In search of story

December 29.22: Coping, but barely


Jeweled confection —

how dare we bite in? —

so perfect a morsel,

toothmarks would be sin.

The art of the little,

meticulous craft,

we must linger over,

admire, fore and aft.

From various angles

its magnificence savored,

the eyes are the palate

to guess at how flavored.

To taste with the eye

is the manner of some,

while others prefer

to taste with the thumb.

To find telltale hole,

the proof of the borer,

causes mannered among us

to recoil in horror.

What weaselly ways,

what etiquette lack,

to know what’s inside

and then put it back!


You may recall, dear reader, the indignities of my youth, with blue jeans not allowed. Not proper, said my mother. And yet — and yet! — there were the Fannie May or Mrs. See’s chocolates all pristine in the aerial view, but — what’s this? — a hole in the bottom? A hole which just happens to be the exact same size as my mother’s thumb? This is proper?

Thus did I learn that proper is a relative concept. My mother being the closest of relatives.


More thanks to photographer S.W. Berg.

18 thoughts on “December 29.22: Coping, but barely

  1. You had to know which ones held the pink cream. Those devilish little things, looking so wonderful in their little brown crinkly cup. One bite and YUCK, followed by “you have to eat it!” Monty Hall and his doors had nothing on the Fanny Farmer box. At least the Whitman’s Sampler had a guide. Still rules though, “You can’t start on the second layer until the first layer is empty!” Great memories, Maureen.

  2. Godiva gives you a picture guide. And they go on sale, usually at 50%, the day after Valentine’s Day. Just in case you needed that info.

  3. This was a fun post since I am such a chocolate connoisseur. I’ve eaten candy that looked like that, but it always felt like I was doing something unacceptable. As for checking out those creams, oh my goodness, but was I ever guilty. The first part of the week I was in a couple of stores and looked for a nice box of Russell Stover, but no one had them. Godiva, yes, they were there. But, I was just looking for the old mainstay so I could check each square and layer out. Probably better that I didn’t find it. 🙂

    • I think that’s hilarious — there you were, chocolate shopping just so you could play the game of which is what. I do hope you keep looking. Some things just must be had!

  4. Oooooo, Whitman’s Sampler! And Schrafft’s chocolates and boxes of chocolate covered cherries! How did any of us manage to hold on to our teeth? 🤗

    My grandmother was all about ‘proper’. Elbows off the table. Sit up straight. Sit with your knees together. Please, thank you, excuse me, may I help you? Tuck your blouse in. Don’t scuff your feet. Speak when spoken to. It goes on and on.

    BUT, like your mom, her thumb went into the bottom of every piece of chocolate before the candy got to her mouth. Didn’t matter if the chocolate was in a box with its own roadmap, it got the thumb exam anyway. Can’t be too careful I guess. 🥴 My mother apparently inherited that gene from her mom because she kept the tradition going.
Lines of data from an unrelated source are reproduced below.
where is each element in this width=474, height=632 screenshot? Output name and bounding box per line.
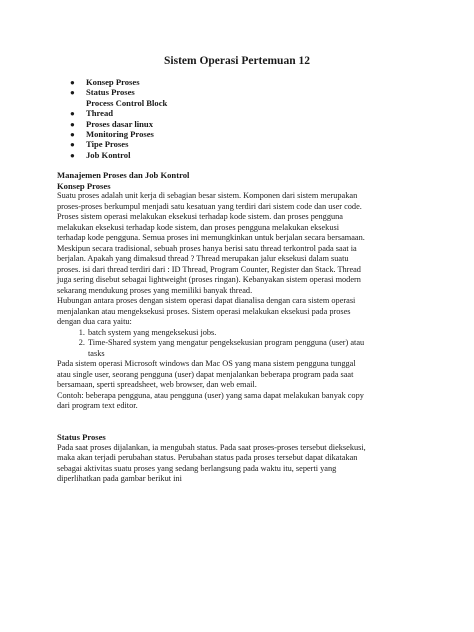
bullet-icon: ●	[70, 140, 75, 150]
text-line: dengan dua cara yaitu:	[57, 317, 132, 326]
topic-list-item	[70, 77, 167, 87]
topic-label: Status Proses	[86, 87, 135, 98]
numbered-list-item	[57, 338, 364, 349]
list-number: 2.	[78, 338, 85, 347]
numbered-list-item	[57, 328, 364, 339]
subheading-status-proses: Status Proses	[57, 432, 106, 442]
text-line: Pada saat proses dijalankan, ia mengubah status. Pada saat proses-proses tersebut dieksekusi,	[57, 442, 366, 452]
topic-list-item	[70, 150, 167, 160]
topic-label: Monitoring Proses	[86, 128, 154, 139]
topic-label: Tipe Proses	[86, 139, 129, 150]
bullet-icon: ●	[70, 150, 75, 160]
text-line: melakukan eksekusi terhadap kode sistem, dan proses pengguna melakukan eksekusi	[57, 222, 340, 232]
text-line: maka akan terjadi perubahan status. Perubahan status pada proses tersebut dapat dikatakan	[57, 453, 358, 462]
topic-list	[70, 77, 167, 160]
numbered-list-item	[57, 349, 364, 360]
list-item-text: batch system yang mengeksekusi jobs.	[88, 327, 217, 337]
text-line: sekarang mendukung proses yang memiliki banyak thread.	[57, 285, 253, 295]
bullet-icon: ●	[70, 119, 75, 129]
text-line: juga sering disebut sebagai lightweight (proses ringan). Kebanyakan sistem operasi modern	[57, 275, 361, 284]
text-line: proses-proses berkumpul menjadi satu kesatuan yang terdiri dari sistem code dan user code.	[57, 201, 362, 211]
text-line: Hubungan antara proses dengan sistem operasi dapat dianalisa dengan cara sistem operasi	[57, 296, 356, 305]
text-line: atau single user, seorang pengguna (user) dapat menjalankan beberapa program pada saat	[57, 369, 354, 379]
topic-label: Job Kontrol	[86, 149, 131, 160]
page-title: Sistem Operasi Pertemuan 12	[164, 55, 310, 67]
topic-label: Konsep Proses	[86, 77, 140, 87]
bullet-icon: ●	[70, 129, 75, 139]
subheading-konsep-proses: Konsep Proses	[57, 180, 111, 191]
text-line: Proses sistem operasi melakukan eksekusi terhadap kode sistem. dan proses pengguna	[57, 212, 343, 221]
text-line: menjalankan atau mengeksekusi proses. Sistem operasi melakukan eksekusi pada proses	[57, 306, 351, 316]
bullet-icon: ●	[70, 109, 75, 119]
list-number: 1.	[78, 327, 85, 337]
topic-list-item	[70, 119, 167, 129]
text-line: Pada sistem operasi Microsoft windows dan Mac OS yang mana sistem pengguna tunggal	[57, 359, 356, 368]
text-line: proses. isi dari thread terdiri dari : ID Thread, Program Counter, Register dan Stack. Thread	[57, 264, 361, 274]
text-line: diperlihatkan pada gambar berikut ini	[57, 474, 182, 483]
text-line: Meskipun secara tradisional, sebuah proses hanya berisi satu thread terkontrol pada saat ia	[57, 243, 357, 253]
topic-label: Thread	[86, 108, 114, 119]
text-line: sebagai aktivitas suatu proses yang sedang berlangsung pada waktu itu, seperti yang	[57, 463, 337, 473]
topic-list-item	[70, 98, 167, 108]
topic-label: Process Control Block	[86, 97, 168, 108]
text-line: terhadap kode pengguna. Semua proses ini memungkinkan untuk berjalan secara bersamaan.	[57, 233, 365, 242]
text-line: dari program text editor.	[57, 401, 138, 410]
topic-list-item	[70, 129, 167, 139]
text-line: Contoh: beberapa pengguna, atau pengguna (user) yang sama dapat melakukan banyak copy	[57, 390, 364, 400]
numbered-list	[57, 328, 364, 360]
topic-label: Proses dasar linux	[86, 118, 154, 129]
paragraph-contoh	[57, 359, 427, 412]
list-item-text: tasks	[88, 348, 105, 358]
text-line: Suatu proses adalah unit kerja di sebagian besar sistem. Komponen dari sistem merupakan	[57, 191, 358, 200]
bullet-icon: ●	[70, 88, 75, 98]
list-item-text: Time-Shared system yang mengatur pengeksekusian program pengguna (user) atau	[88, 338, 365, 347]
paragraph-status-proses	[57, 443, 427, 485]
topic-list-item	[70, 87, 167, 97]
bullet-icon: ●	[70, 78, 75, 87]
topic-list-item	[70, 139, 167, 149]
text-line: bersamaan, sperti spreadsheet, web browser, dan web email.	[57, 380, 257, 389]
text-line: berjalan. Apakah yang dimaksud thread ? Thread merupakan jalur eksekusi dalam suatu	[57, 254, 349, 263]
topic-list-item	[70, 108, 167, 118]
paragraph-konsep-proses	[57, 191, 427, 328]
section-heading-manajemen: Manajemen Proses dan Job Kontrol	[57, 170, 190, 180]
    I, on the other hand, never did that. I am guilty of starting the next layer before the top one is finished. Hey! Go for the gold before it disappears, right? 🤣

    Thanks for the trip down Memory Lane Maureen.

    • I am laughing here at the comments from you and Dan and Judy and Lois and at how much they all overlap. To quote Judy, I think we all lived on the same block. Our mothers and grandmothers were sure related! And I’m with you totally, Ginger: go for the gold before someone else does!

  5. When I was growing up, any chocolate was mana from heaven. I loved everything I bit into! Needless to say there weren’t any of those fancy ‘Jeweled’ confections back then.
    To this day, I can’t perceive not liking any kind of (dark) chocolate, especially one looking so good.
    Have a wonderful, healthy and sweet New Year!

  6. Excellent picture, words and comments! I am a bit shocked by the finger in the chocolate, but I do remember the finish the top layer rule. I’m now wondering if chocolate boxes are less likely to have two layers these days when chocolate oranges have segments with concave sides.

    • Given what else we are noticing, it would not surprise if the two-layered box were now a mere one. What fun is it if you can’t sneak something from the bottom layer? Not that I would. As for being shocked, I fear you wouldn’t have survived a box of chocolates with my mother. She had a VERY inquisitive thumb. As for the photo, it is a great one, isn’t it?

  7. If I’d been there, I’d have volunteered (nobly) to polish off those coconut ones.